The most common and really easy to grow Plectranthus varieties are P.ecklonii and P. fructicosus– the colours range from dark purple to pale lilac, pink and even white. They grow so easily – just stick a stalk in the ground and they sprout in no time. The fragrant foliage is attractive for much of the year with many of the leaves having contrasting purple undersides or prominent veins. Being forest edge plants, they enjoy well composted soils, a thick layer of mulch and are ideally suited to growing in the shade of trees. They are pretty drought resistant and although they are frost tender, plants affected by frost can be cut back at the end of winter. Actually, most make better, more attractive shrubs if they are pruned at the end of winter before the new growth begins in spring.
Another favourite is Plectranthus saccutus – a much smaller shrub which has blueish-mauve flowers (and sometimes white). It is commonly known as ‘stoep jacaranda’ which describes the colour perfectly.

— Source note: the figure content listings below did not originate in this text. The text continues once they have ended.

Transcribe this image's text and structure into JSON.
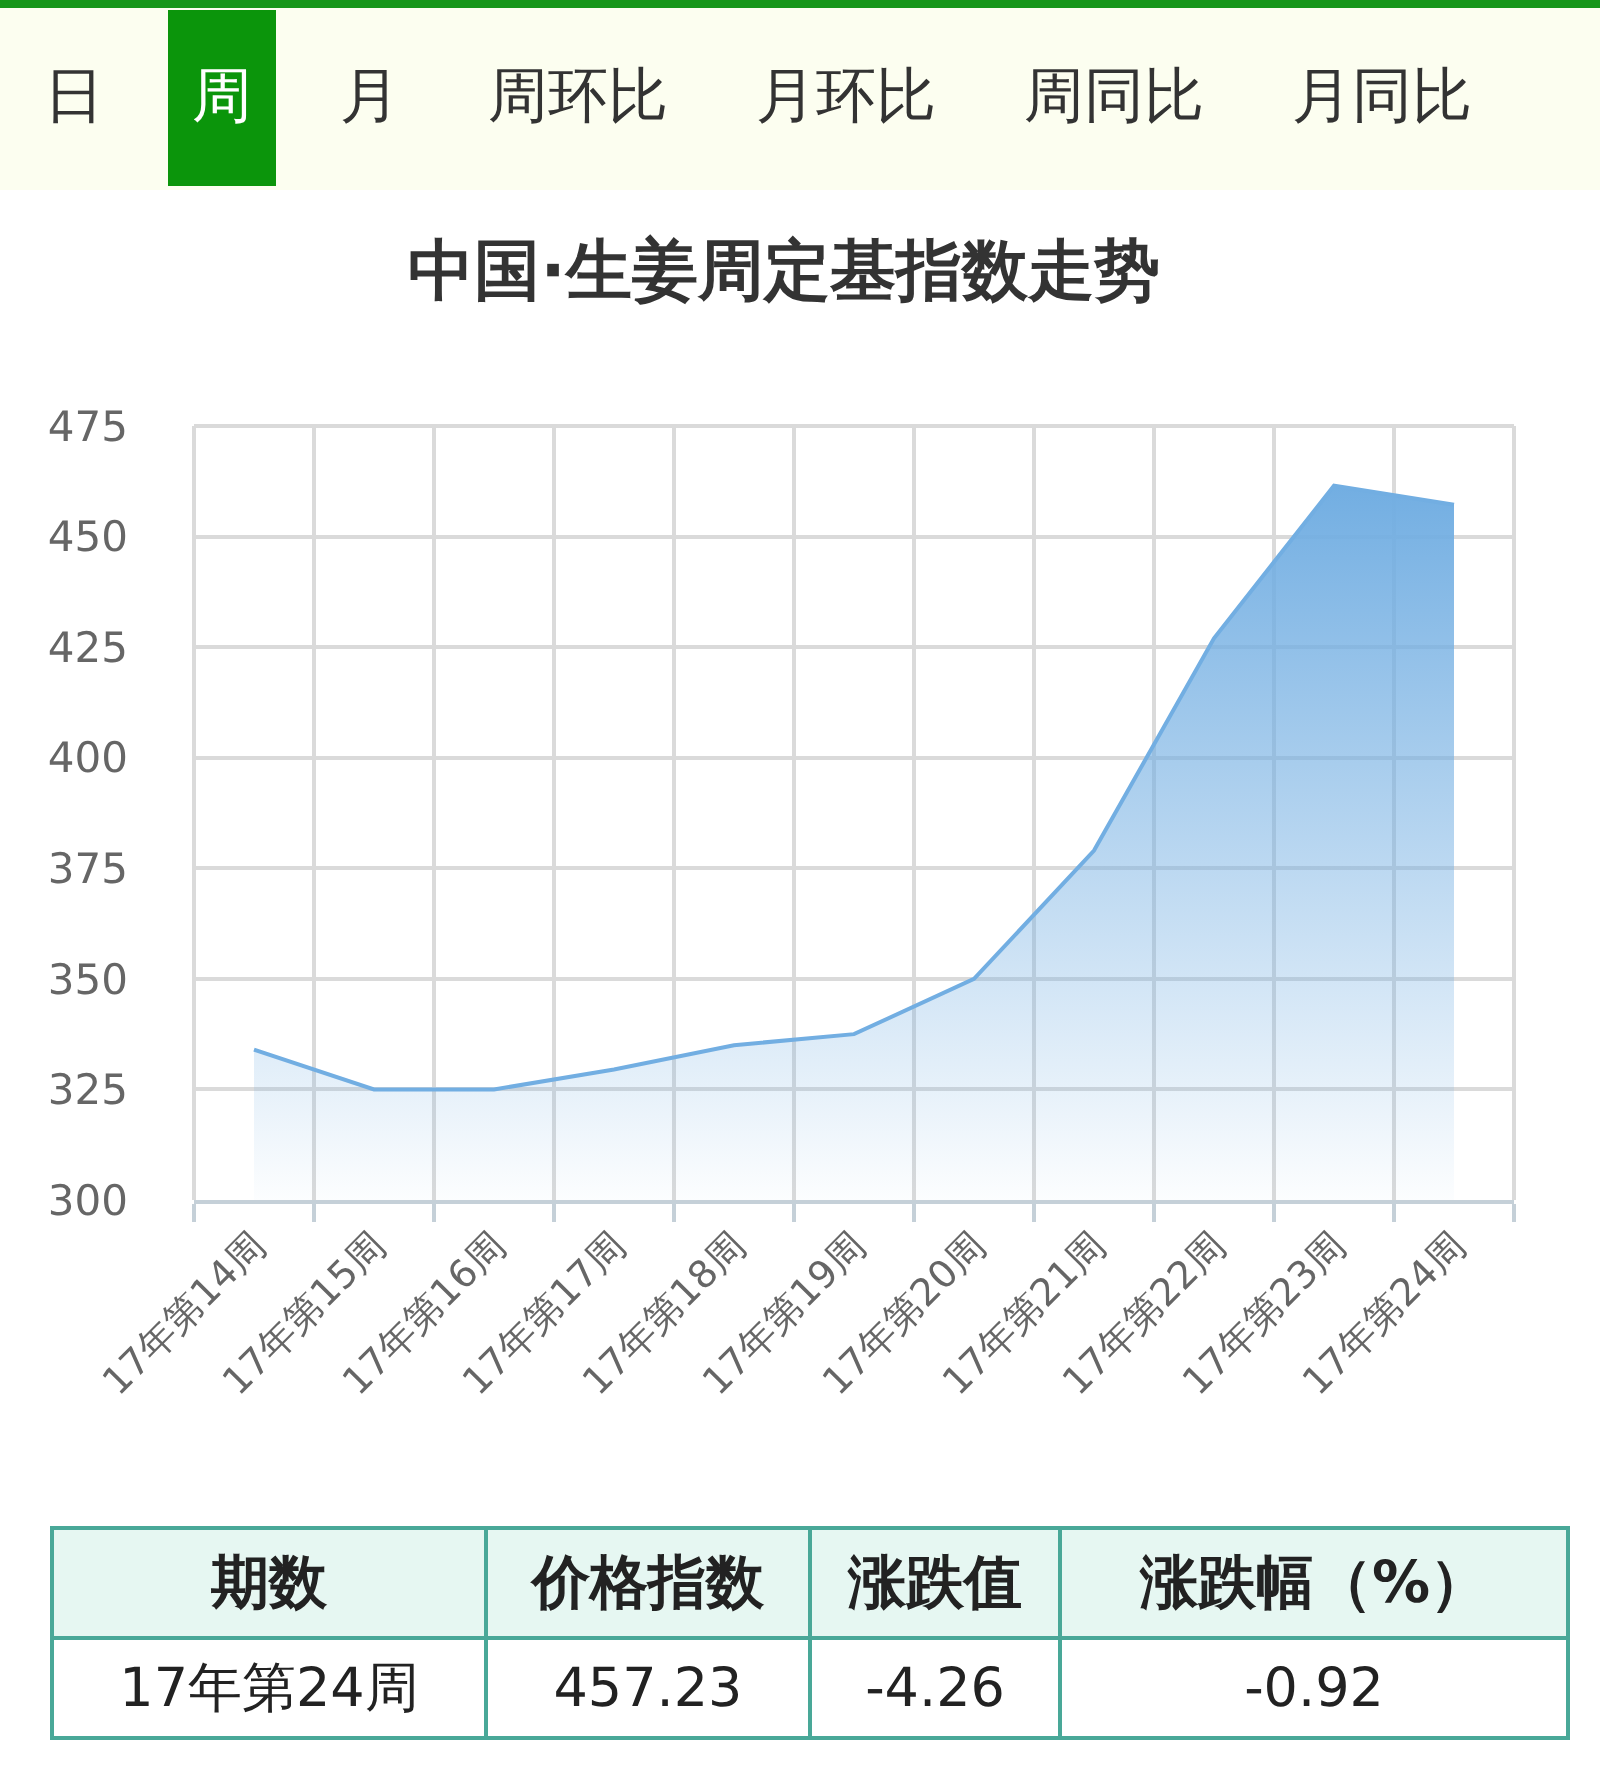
{
  "chart_data": [
    {
      "type": "other",
      "annotations": [
        "日",
        "周",
        "月",
        "周环比",
        "月环比",
        "周同比",
        "月同比"
      ]
    },
    {
      "type": "area",
      "title": "中国·生姜周定基指数走势",
      "categories": [
        "17年第14周",
        "17年第15周",
        "17年第16周",
        "17年第17周",
        "17年第18周",
        "17年第19周",
        "17年第20周",
        "17年第21周",
        "17年第22周",
        "17年第23周",
        "17年第24周"
      ],
      "values": [
        334,
        325,
        325,
        329.5,
        335,
        337.5,
        350,
        379,
        427,
        461.5,
        457.2
      ],
      "color": "#72aee2",
      "ylim": [
        300,
        475
      ],
      "yticks": [
        300,
        325,
        350,
        375,
        400,
        425,
        450,
        475
      ],
      "grid": true
    },
    {
      "type": "other",
      "annotations": [
        "期数",
        "价格指数",
        "涨跌值",
        "涨跌幅（%）",
        "17年第24周",
        "457.23",
        "-4.26",
        "-0.92"
      ]
    }
  ]
}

As Ernst van Jaarsveld says in his wonderful book on Plectranthus – they “turn shade to glade”. They really do.
The more compact Plectranthus zuluensis thrives in the semi shade. It flowers for much of the year and seems to do well with little water. Groundcovers abound as well – P. eleganthulus does well in a pot (which was first collected in 1903 in the Karkloof),
P. laxiflorus (citronella-like aroma) and ciliatus and verticiliatus do wonderfully under the trees.
The tiny dark blue Plectranthus dolichopodus grows in the forest understory. Along the forest edges, right now, the white flowers of the tall annual Plectranthus grallatus, are beginning to fade.
Plectranthus heralds the beginning of Autumn. Once the rain has stopped the days are quite magnificent. Bright and hot but with cool relief in the early mornings and evenings – a delicious chill about the ankles. Plectranthus are pollinated by long-tongued flies, interesting creatures to watch going about their business.